Float to binary in C++

Question

Hi,

I'm wondering if there is a way to represent a float using a char in C++?

For example:

int main()  
{  
    float test = 4.7567;  
    char result = charRepresentation(test);  
    return 0;  
}  

I read that probably using bitset I can do it but I'm not pretty sure.

Let's suppose that my float variable is 01001010 01001010 01001010 01001010 in binary.

If I want a char array of 4 elements, the first element will be 01001010, the second: 01001010 and so on.

Can I represent the float variable in a char array of 4 elements?

Answer 1

the best you can is create custom float that is byte size. or use char as fixed point decimal. on all cases this will lead to significant loss of precision.

Answer 2

You can only do so partially in a way that won't allow you to fully recover the original float. In general, this is called Quantization, and depending on your requirements there is an art to picking a good quantization. For example, floating point values used to represent R, G and B in a pixel will be converted to a char before being displayed on a screen.

Alternatively, it's easy to store a float in its entirety as four chars, with each char storing some of the information about the original number.

Answer 3

You can create, for that number, a fixed point value using 2 bits for the whole number and 5 bits for the fractional portion (or 6 if you want it to be unsigned). That would be able to store roughly 4.76 in terms of accuracy. You don't quite have enough size to represent that number much more accurately - unless you used a ROM lookup table of 256 entries where you are storing your info outside the number itself and in the translator.

Answer 4

I suspect what you're trying to say is:

int main()  
{  
    float test = 4.7567; 
    char result[sizeof(float)];

    memcpy(result, &test, sizeof(test));

    /* now result is storing the float,
           but you can treat it as an array of 
           arbitrary chars

       for example:
    */
    for (int n = 0; n < sizeof(float); ++n) 
        printf("%x", result[n]);

    return 0;  
}  

Edited to add: all the people pointing out that you can't fit a float into 8 bits are of course correct, but actually the OP is groping towards the understanding that a float, like all atomic datatypes, is ultimately a simple contiguous block of bytes. This is not obvious to all novices.

Answer 5

int main()  
{  
    float test = 4.7567;  
    char result = charRepresentation(test);  
    return 0;  
}

If we ignore that your float is a float and convert 47567 into binary, we get 10111001 11001111. This is 16 bits, which is twice the size of a char (8 bits). Floats store their numbers by storing a sign bit (+ or -), an exponent (where to put the decimal point, in this case 10^-1), and then the significant digits (47567). There's just not enough room in a char to store a float.

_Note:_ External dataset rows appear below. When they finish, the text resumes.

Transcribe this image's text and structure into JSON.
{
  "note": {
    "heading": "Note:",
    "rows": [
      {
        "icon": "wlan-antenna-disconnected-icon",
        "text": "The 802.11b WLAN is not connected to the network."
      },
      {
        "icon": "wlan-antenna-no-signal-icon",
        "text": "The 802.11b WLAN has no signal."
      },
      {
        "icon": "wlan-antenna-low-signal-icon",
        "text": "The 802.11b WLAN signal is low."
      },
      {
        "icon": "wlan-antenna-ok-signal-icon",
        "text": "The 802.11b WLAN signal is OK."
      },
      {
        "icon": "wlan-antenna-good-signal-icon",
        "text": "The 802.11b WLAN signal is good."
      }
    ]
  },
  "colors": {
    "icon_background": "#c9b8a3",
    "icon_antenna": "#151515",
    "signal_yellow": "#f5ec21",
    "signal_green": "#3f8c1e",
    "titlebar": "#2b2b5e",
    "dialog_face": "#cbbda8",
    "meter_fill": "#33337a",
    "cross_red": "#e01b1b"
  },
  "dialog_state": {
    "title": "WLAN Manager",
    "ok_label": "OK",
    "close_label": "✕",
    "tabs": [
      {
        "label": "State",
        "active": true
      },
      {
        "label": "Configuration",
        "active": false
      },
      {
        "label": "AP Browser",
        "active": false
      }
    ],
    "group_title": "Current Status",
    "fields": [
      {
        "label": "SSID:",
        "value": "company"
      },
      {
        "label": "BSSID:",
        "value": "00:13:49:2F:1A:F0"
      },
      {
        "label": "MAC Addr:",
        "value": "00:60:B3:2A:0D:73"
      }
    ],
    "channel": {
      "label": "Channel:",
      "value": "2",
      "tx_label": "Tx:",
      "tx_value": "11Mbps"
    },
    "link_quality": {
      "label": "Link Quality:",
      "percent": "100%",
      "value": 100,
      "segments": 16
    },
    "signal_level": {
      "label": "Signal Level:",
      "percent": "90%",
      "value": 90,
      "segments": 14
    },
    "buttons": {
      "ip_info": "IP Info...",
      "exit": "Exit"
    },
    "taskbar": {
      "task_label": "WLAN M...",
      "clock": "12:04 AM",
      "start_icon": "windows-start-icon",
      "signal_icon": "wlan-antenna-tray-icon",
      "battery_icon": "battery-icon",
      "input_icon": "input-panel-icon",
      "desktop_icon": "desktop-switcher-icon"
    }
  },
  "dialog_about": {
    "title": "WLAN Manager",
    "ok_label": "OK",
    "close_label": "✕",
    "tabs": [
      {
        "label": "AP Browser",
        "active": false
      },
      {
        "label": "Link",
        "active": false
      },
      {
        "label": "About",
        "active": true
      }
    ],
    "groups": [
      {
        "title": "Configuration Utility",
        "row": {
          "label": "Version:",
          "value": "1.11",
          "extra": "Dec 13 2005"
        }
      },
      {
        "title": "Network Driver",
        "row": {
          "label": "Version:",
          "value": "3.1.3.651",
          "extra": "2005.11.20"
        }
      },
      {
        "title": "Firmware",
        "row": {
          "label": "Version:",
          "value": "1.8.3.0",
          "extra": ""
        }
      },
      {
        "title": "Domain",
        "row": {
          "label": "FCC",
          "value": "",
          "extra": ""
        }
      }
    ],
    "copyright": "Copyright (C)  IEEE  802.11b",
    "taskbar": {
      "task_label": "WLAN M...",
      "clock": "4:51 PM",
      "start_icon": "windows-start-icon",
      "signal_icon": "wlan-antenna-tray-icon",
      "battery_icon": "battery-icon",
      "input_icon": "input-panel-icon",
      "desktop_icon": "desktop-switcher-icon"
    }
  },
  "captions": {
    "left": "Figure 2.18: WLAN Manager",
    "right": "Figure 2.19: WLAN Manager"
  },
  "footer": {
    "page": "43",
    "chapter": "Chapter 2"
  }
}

Alternatively, consider that a char can store only 256 different values. With four decimal places of precision, there are far more than 256 different values between 1 and 4.7567 or even 4 and 4.7567. Since you can't differentiate between more than 256 different values, you don't have enough room to store it.

You could conceivably write something that would 'translate' from a float to a char by limiting yourself to an extremely small range of values and only one or two decimal places*, but I can't think of any reason you would want to.

*You can store any value between 0 and 256 in a char, so if you always multiplied the value in the char by 10^-1 or 10^-2 (you could only use one of these options, not both since there isn't enough room to store the exponent) you could store any number between 0 and 25.6 or 0 and 2.56. I don't know what use this would have though.

Answer 6

A C char is only 8 bits (on most platforms). The basic problem this causes is two-fold. First, almost all FPUs in existence support IEEE floating point. That means floating point values either require 32 bits, or 64. Some support other non-standard sizes, but the only ones I'm aware of are 80 bits. None I have ever heard of support floats of only 8 bits. So you couldn't have hardware support for an 8-bit float.

More importantly, you wouldn't be able to get a lot of digits out of an 8-bit float. Remember that some bits are used to represent the exponent. You'd have almost no precision left for your digits.

Are you perhaps instead wanting to know about Fixed point? That would be doable in a byte.